In any case, I found the page I'd seen where I got the idea that Takahashi is proposing loss of Be-8 excitation energy through photons. His more recent papers, as far as I saw, don't mention this, but I don't see a discussion, either, of the rejection of the idea. However, http://www.lenr-canr.org/acrobat/TakahashiAdeuteronst.pdf, a presentation from ICCF 13 (2007), has a copy of a diagram from his earlier paper, which is from Fusion Technology (1994), see page 36 of the linked paper.

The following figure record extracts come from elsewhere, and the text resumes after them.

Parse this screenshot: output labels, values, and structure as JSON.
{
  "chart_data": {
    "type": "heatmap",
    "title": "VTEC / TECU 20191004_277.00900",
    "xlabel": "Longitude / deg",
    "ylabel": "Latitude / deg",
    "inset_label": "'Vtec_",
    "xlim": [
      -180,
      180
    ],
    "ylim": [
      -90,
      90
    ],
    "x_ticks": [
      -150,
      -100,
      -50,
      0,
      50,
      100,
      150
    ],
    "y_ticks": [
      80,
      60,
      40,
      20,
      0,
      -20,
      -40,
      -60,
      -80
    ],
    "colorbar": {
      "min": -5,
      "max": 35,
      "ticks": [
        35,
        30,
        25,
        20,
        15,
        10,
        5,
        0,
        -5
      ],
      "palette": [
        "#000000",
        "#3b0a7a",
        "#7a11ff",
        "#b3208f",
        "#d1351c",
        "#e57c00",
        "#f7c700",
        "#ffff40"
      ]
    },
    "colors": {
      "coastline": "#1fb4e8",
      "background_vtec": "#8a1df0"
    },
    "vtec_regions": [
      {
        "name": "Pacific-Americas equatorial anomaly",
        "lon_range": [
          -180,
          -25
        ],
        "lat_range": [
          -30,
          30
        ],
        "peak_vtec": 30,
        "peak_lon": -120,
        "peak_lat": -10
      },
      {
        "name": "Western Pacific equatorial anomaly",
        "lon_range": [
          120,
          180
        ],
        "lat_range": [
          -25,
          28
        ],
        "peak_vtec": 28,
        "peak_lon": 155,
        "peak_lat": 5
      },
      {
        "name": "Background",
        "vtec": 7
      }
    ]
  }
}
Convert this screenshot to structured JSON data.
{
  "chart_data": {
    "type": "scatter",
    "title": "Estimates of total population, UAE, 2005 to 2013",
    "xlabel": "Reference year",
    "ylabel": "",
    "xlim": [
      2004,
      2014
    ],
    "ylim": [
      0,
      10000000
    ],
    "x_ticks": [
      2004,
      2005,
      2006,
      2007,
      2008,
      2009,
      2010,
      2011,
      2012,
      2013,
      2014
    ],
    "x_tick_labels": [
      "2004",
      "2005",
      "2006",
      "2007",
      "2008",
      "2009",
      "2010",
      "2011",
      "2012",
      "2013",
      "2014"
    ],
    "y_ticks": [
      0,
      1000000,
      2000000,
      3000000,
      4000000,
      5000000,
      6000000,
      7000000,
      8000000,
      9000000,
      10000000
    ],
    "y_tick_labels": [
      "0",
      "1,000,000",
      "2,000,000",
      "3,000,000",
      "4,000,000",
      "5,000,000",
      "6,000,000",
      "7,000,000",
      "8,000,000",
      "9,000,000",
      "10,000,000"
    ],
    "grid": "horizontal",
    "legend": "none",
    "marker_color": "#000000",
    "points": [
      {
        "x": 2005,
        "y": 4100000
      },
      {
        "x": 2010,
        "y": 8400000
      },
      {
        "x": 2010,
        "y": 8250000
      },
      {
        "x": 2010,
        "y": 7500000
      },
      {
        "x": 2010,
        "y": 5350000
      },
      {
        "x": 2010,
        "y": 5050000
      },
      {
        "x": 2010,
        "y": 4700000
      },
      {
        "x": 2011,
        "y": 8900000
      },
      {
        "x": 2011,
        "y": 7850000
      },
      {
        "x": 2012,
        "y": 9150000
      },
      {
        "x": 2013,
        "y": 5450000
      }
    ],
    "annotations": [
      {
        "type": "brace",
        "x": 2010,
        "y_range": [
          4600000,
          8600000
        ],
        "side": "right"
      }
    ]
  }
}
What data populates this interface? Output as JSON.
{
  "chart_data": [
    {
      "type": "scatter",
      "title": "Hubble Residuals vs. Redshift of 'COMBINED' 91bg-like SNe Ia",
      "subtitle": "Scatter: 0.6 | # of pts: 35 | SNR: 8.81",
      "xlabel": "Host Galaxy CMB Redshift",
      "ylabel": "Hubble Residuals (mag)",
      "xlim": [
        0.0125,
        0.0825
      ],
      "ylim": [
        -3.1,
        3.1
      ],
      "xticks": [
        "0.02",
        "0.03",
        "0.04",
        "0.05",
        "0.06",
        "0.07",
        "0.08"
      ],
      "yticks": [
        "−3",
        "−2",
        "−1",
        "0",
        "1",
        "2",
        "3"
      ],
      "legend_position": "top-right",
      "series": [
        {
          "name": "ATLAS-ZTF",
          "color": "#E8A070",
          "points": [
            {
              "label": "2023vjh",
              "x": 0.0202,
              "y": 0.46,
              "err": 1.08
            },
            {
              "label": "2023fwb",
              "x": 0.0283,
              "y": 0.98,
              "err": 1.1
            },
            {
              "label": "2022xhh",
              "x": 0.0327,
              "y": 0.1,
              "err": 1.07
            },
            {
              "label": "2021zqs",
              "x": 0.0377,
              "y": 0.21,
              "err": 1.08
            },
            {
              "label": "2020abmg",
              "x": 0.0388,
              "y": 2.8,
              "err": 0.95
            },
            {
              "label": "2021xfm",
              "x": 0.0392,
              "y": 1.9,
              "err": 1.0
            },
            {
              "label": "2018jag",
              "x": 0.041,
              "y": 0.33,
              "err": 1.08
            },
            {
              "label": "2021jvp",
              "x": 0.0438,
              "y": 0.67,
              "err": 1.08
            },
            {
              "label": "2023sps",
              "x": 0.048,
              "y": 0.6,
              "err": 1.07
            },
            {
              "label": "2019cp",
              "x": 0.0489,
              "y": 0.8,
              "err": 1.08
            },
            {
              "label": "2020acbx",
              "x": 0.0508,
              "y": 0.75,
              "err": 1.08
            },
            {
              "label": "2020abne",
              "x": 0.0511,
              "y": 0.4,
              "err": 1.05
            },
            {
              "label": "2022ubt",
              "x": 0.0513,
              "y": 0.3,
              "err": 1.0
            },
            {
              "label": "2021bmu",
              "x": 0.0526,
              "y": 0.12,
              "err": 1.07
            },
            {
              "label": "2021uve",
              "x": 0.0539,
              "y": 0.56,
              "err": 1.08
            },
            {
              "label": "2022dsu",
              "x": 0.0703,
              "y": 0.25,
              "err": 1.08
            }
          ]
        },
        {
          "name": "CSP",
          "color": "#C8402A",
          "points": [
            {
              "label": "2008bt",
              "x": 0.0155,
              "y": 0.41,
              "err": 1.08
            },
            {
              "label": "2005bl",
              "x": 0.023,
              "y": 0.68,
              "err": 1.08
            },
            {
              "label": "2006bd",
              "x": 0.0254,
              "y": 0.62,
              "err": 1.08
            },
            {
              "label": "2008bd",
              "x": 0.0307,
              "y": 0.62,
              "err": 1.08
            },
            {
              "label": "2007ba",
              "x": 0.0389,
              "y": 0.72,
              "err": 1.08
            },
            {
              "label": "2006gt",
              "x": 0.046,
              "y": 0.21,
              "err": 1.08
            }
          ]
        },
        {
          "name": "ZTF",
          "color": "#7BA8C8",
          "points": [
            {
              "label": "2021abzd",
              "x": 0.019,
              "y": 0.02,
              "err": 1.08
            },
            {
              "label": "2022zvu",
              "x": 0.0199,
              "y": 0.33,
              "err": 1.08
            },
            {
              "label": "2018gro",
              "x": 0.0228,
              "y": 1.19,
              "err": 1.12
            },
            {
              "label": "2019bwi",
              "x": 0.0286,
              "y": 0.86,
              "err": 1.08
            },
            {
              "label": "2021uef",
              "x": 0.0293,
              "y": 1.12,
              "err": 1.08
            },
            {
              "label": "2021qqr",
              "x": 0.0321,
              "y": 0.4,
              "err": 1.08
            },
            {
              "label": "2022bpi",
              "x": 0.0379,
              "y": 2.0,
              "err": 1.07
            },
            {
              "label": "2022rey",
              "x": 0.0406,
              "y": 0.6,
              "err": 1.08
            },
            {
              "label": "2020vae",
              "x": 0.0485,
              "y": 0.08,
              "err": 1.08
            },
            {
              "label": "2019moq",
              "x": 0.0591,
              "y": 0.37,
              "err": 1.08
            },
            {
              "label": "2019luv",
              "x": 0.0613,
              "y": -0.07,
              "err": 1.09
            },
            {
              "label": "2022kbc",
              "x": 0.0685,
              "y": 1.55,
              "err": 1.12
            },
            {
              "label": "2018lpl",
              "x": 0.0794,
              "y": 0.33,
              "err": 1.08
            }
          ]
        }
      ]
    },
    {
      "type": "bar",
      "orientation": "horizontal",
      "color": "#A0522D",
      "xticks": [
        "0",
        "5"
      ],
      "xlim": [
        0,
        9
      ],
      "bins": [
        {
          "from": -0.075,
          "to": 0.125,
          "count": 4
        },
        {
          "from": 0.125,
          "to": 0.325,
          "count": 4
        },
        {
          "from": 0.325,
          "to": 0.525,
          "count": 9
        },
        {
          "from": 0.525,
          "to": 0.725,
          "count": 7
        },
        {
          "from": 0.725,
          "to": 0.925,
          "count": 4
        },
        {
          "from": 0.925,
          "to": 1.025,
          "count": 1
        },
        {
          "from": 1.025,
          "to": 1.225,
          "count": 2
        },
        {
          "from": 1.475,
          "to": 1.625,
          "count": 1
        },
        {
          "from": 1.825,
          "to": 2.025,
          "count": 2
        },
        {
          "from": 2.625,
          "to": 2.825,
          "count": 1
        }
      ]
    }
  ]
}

In the "extreme scenario," the final products are two alpha particles with 46.6 keV each, and "most energy (47.7 MeV) is transferred to lattice vibration via QED photons." He then predicts a series of energies will be found, ranging from the minimum all the way up to the full 23.8 MeV that would be expected to result from immediate decay.

And he states, after this, that "quantitative studies on transition probabilities will be needed."

Apparently Takahashi thinks, contrary to what Robin suggests, that photon emissions are possible in the lifetime of the Be-8 nucleus, before it breaks up. He does not predict the ratios, only the values expected for He-4 energies.